2018-06-12 03:13:37,633 INFO org.apache.flink.yarn.ApplicationClient - Received address of new leader akka.tcp://[email protected]:45663/user/jobmanager with session ID 00000000-0000-0000-0000-000000000000.
2018-06-12 03:13:37,634 INFO org.apache.flink.yarn.ApplicationClient - Disconnect from JobManager null.
2018-06-12 03:13:37,635 INFO org.apache.flink.yarn.ApplicationClient - Trying to register at JobManager akka.tcp://[email protected]:45663/user/jobmanager.
2018-06-12 03:13:37,688 INFO org.apache.flink.yarn.ApplicationClient - Successfully registered at the ResourceManager using JobManager Actor[akka.tcp://[email protected]:45663/user/jobmanager#182802345]
2018-06-12 03:13:38,648 INFO org.apache.flink.yarn.ApplicationClient - Sending StopCluster request to JobManager.
2018-06-12 03:13:39,480 INFO org.apache.flink.yarn.YarnClusterClient - Application application_1528772982594_0001 finished with state FINISHED and final state SUCCEEDED at 1528773218662
2018-06-12 03:13:39,480 INFO org.apache.flink.yarn.YarnClusterClient - YARN Client is shutting down
2018-06-12 03:13:39,582 INFO org.apache.flink.yarn.ApplicationClient - Stopped Application client.

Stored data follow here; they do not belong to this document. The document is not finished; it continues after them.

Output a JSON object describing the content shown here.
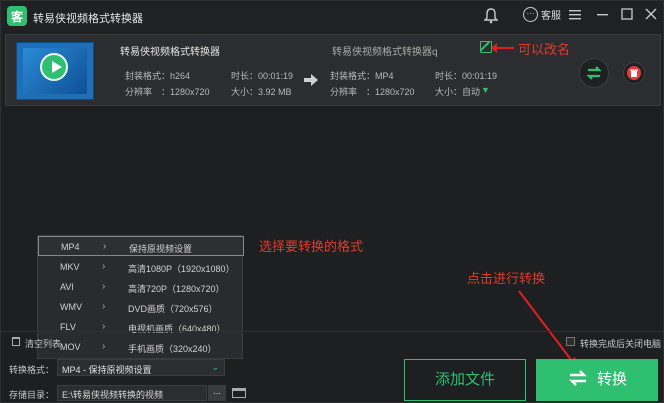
{
  "window": {
    "title": "转易侠视频格式转换器",
    "service_label": "客服"
  },
  "file": {
    "name": "转易侠视频格式转换器",
    "output_name": "转易侠视频格式转换器q",
    "source": {
      "container_label": "封装格式：h264",
      "duration_label": "时长：00:01:19",
      "resolution_label": "分辨率",
      "resolution_value": "：1280x720",
      "size_label": "大小：3.92 MB"
    },
    "target": {
      "container_label": "封装格式：MP4",
      "duration_label": "时长：00:01:19",
      "resolution_label": "分辨率",
      "resolution_value": "：1280x720",
      "size_label": "大小：自动"
    }
  },
  "annotations": {
    "rename": "可以改名",
    "choose_format": "选择要转换的格式",
    "click_convert": "点击进行转换"
  },
  "format_list": [
    {
      "format": "MP4",
      "desc": "保持原视频设置"
    },
    {
      "format": "MKV",
      "desc": "高清1080P（1920x1080）"
    },
    {
      "format": "AVI",
      "desc": "高清720P（1280x720）"
    },
    {
      "format": "WMV",
      "desc": "DVD画质（720x576）"
    },
    {
      "format": "FLV",
      "desc": "电视机画质（640x480）"
    },
    {
      "format": "MOV",
      "desc": "手机画质（320x240）"
    }
  ],
  "bottom": {
    "clear_list": "清空列表",
    "shutdown_after": "转换完成后关闭电脑",
    "format_label": "转换格式：",
    "format_value": "MP4 - 保持原视频设置",
    "dir_label": "存储目录：",
    "dir_value": "E:\\转易侠视频转换的视频",
    "browse_label": "...",
    "add_file": "添加文件",
    "convert": "转换"
  },
  "colors": {
    "accent": "#2fbf71",
    "annotation": "#e23a2a",
    "background": "#1e1f21"
  }
}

2018-06-12 03:13:39,583 INFO org.apache.flink.yarn.ApplicationClient - Disconnect from JobManager Actor[akka.tcp://[email protected]:45663/user/jobmanager#182802345].
Flink job manager Log:
FlatMap (BIMBQMEVMJoinMapper.flatMap) (32/32) (67a002e07fe799c1624a471340c8cf9d) switched from CANCELING to CANCELED.
Try to restart or fail the job Flink Java Job at Tue Jun 12 03:13:17 UTC 2018 (1086cedb3617feeee8aace29a7fc6bd0) if no longer possible.
Requesting new TaskManager container with 8192 megabytes memory. Pending requests: 1
Job Flink Java Job at Tue Jun 12 03:13:17 UTC 2018 (1086cedb3617feeee8aace29a7fc6bd0) switched from state FAILING to FAILED.
Could not restart the job Flink Java Job at Tue Jun 12 03:13:17 UTC 2018 (1086cedb3617feeee8aace29a7fc6bd0) because the restart strategy prevented it.
Unregistered task manager ip-10-97-44-186/ Number of registered task managers 31. Number of available slots 31
Stopping JobManager with final application status SUCCEEDED and diagnostics: Flink YARN Client requested shutdown
Shutting down cluster with status SUCCEEDED : Flink YARN Client requested shutdown
Unregistering application from the YARN Resource Manager
Waiting for application to be successfully unregistered.
Can anybody help me understand why does yarn say my flink job was "SUCCEED"?